We read a lot of papers. Most are incremental. A few change how we think about what is possible. Here are three from the second half of 2025 that have directly influenced how we build at [r]think and deetech.
We have included local copies of each paper so you can read them offline.
1. DINOv3: A Foundation Model for Unifying Vision
Meta FAIR, August 2025 · Read PDF · arXiv 2508.10104
DINOv3 is Meta's 7B parameter self-supervised vision foundation model, trained on 1.7 billion images. The headline result: for the first time, a purely self-supervised model beats weakly supervised approaches across the board on vision tasks -- image classification, object detection, segmentation, depth estimation, and more.
The architecture builds on the DINOv2 line but scales aggressively, combining a ViT-giant backbone with a distillation-based training recipe that extracts robust visual features without any labels. The features transfer directly to downstream tasks with minimal fine-tuning.
Why it matters to us: Vision foundation models are the backbone of any image analysis pipeline, including deepfake detection. DINOv3 proves that self-supervised pre-training at scale produces features that generalise better than supervised approaches. For deetech, this means richer visual representations to build detection on top of -- and the self-supervised nature means we are not limited by labelled deepfake datasets, which are always lagging behind the latest generators.
2. DeepSeek-V3.2
DeepSeek AI, December 2025 · Read PDF · arXiv 2512.02556
DeepSeek-V3.2 is the open-weights model that put frontier performance within reach of everyone. Using sparse attention and scalable reinforcement learning, it achieves performance comparable to GPT-5 class models while remaining open and runnable on reasonable hardware.
The architecture uses a mixture-of-experts design with efficient routing, combined with the reasoning capabilities pioneered in DeepSeek-R1. The training recipe combines supervised fine-tuning with reinforcement learning from verifiable rewards, building on the insight that RL can unlock reasoning capabilities that supervised training alone cannot.

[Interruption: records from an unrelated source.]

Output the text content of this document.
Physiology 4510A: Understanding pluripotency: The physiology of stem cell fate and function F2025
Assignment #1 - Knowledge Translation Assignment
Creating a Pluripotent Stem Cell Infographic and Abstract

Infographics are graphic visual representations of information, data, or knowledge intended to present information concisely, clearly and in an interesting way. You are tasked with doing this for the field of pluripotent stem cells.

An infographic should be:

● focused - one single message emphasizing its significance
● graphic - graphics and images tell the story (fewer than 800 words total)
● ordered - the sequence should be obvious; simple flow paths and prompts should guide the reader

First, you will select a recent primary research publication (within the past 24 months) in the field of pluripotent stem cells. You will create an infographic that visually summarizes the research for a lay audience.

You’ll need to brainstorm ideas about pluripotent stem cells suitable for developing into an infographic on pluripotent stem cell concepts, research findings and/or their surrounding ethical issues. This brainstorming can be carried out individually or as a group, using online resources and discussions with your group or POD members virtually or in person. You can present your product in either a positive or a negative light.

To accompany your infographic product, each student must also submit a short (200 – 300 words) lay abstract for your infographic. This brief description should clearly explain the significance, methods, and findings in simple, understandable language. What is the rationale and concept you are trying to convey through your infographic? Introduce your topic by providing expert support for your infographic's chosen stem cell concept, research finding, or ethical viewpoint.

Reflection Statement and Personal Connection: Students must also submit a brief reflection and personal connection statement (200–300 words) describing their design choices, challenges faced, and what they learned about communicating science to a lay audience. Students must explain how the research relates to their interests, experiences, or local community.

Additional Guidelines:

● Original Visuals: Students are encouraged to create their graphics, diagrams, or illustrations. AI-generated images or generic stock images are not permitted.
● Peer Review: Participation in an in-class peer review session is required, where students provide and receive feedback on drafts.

Why it matters to us: Open frontier models change the economics of building AI products. When the base model is free and capable, the competitive advantage shifts entirely to domain expertise, data curation, and system design -- exactly where a focused venture studio has an edge over horizontal players. DeepSeek-V3.2 makes it even clearer that the moat is not the model. The moat is everything around it.
3. Small Language Models are the Future of Agentic AI
NVIDIA Research, September 2025 (revised) · Read PDF · arXiv 2506.02153
This NVIDIA paper makes a sharp argument: large language models are overkill for most agentic tasks. In agentic systems, models perform a small number of specialised tasks repetitively -- routing, tool selection, summarisation, extraction. These tasks do not require general-purpose conversational ability. Models under 10B parameters are not just sufficient, they are inherently more suitable and necessarily more economical.

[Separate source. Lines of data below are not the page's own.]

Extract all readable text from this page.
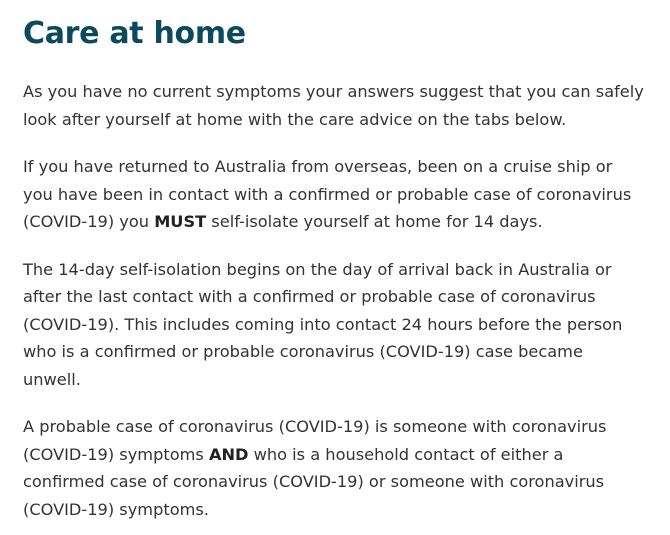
Care at home

As you have no current symptoms your answers suggest that you can safely

look after yourself at home with the care advice on the tabs below.

If you have returned to Australia from overseas, been on a cruise ship or

you have been in contact with a confirmed or probable case of coronavirus

(COVID-19) you MUST self-isolate yourself at home for 14 days.

The 14-day self-isolation begins on the day of arrival back in Australia or

after the last contact with a confirmed or probable case of coronavirus

(COVID-19). This includes coming into contact 24 hours before the person

who is a confirmed or probable coronavirus (COVID-19) case became

unwell.

A probable case of coronavirus (COVID-19) is someone with coronavirus

(COVID-19) symptoms AND who is a household contact of either a

confirmed case of coronavirus (COVID-19) or someone with coronavirus

(COVID-19) symptoms.
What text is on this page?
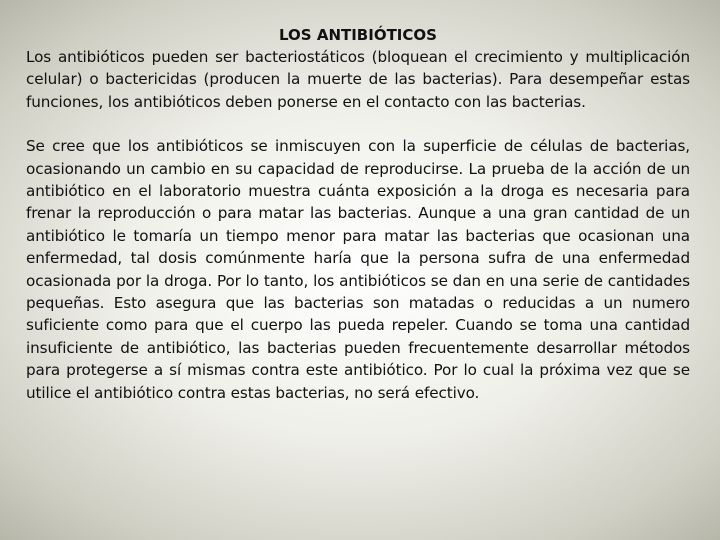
LOS ANTIBIÓTICOS

Los antibióticos pueden ser bacteriostáticos (bloquean el crecimiento y multiplicación celular) o bactericidas (producen la muerte de las bacterias). Para desempeñar estas funciones, los antibióticos deben ponerse en el contacto con las bacterias.

Se cree que los antibióticos se inmiscuyen con la superficie de células de bacterias, ocasionando un cambio en su capacidad de reproducirse. La prueba de la acción de un antibiótico en el laboratorio muestra cuánta exposición a la droga es necesaria para frenar la reproducción o para matar las bacterias. Aunque a una gran cantidad de un antibiótico le tomaría un tiempo menor para matar las bacterias que ocasionan una enfermedad, tal dosis comúnmente haría que la persona sufra de una enfermedad ocasionada por la droga. Por lo tanto, los antibióticos se dan en una serie de cantidades pequeñas. Esto asegura que las bacterias son matadas o reducidas a un numero suficiente como para que el cuerpo las pueda repeler. Cuando se toma una cantidad insuficiente de antibiótico, las bacterias pueden frecuentemente desarrollar métodos para protegerse a sí mismas contra este antibiótico. Por lo cual la próxima vez que se utilice el antibiótico contra estas bacterias, no será efectivo.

The authors outline a general LLM-to-SLM conversion algorithm for agent workflows and argue that heterogeneous systems -- agents calling different sized models for different subtasks -- are the natural architecture. The paper has already accumulated over 100 citations.
Why it matters to us: At deetech, our detection pipeline is an agentic system. Images come in, get routed through preprocessing, analysed by detection models, results get formatted for the claims system. Most of these steps do not need a 70B model. They need a fast, reliable, purpose-built model that does one thing well. This paper validates the architecture we are already building: small, specialised models composed into a system, not one monolithic model trying to do everything.
The common thread
All three papers point in the same direction: capability is decoupling from scale. Self-supervised vision beats supervised. Open models match closed frontier. Small models outperform large ones at specialised tasks. You do not need the biggest model or the most compute to build products that work.
For a venture studio building AI products, this is the most important structural shift in the landscape. It means small teams with domain expertise and engineering discipline can build products that compete with (or outperform) what well-funded horizontal players build with brute force. That is the thesis we are building on.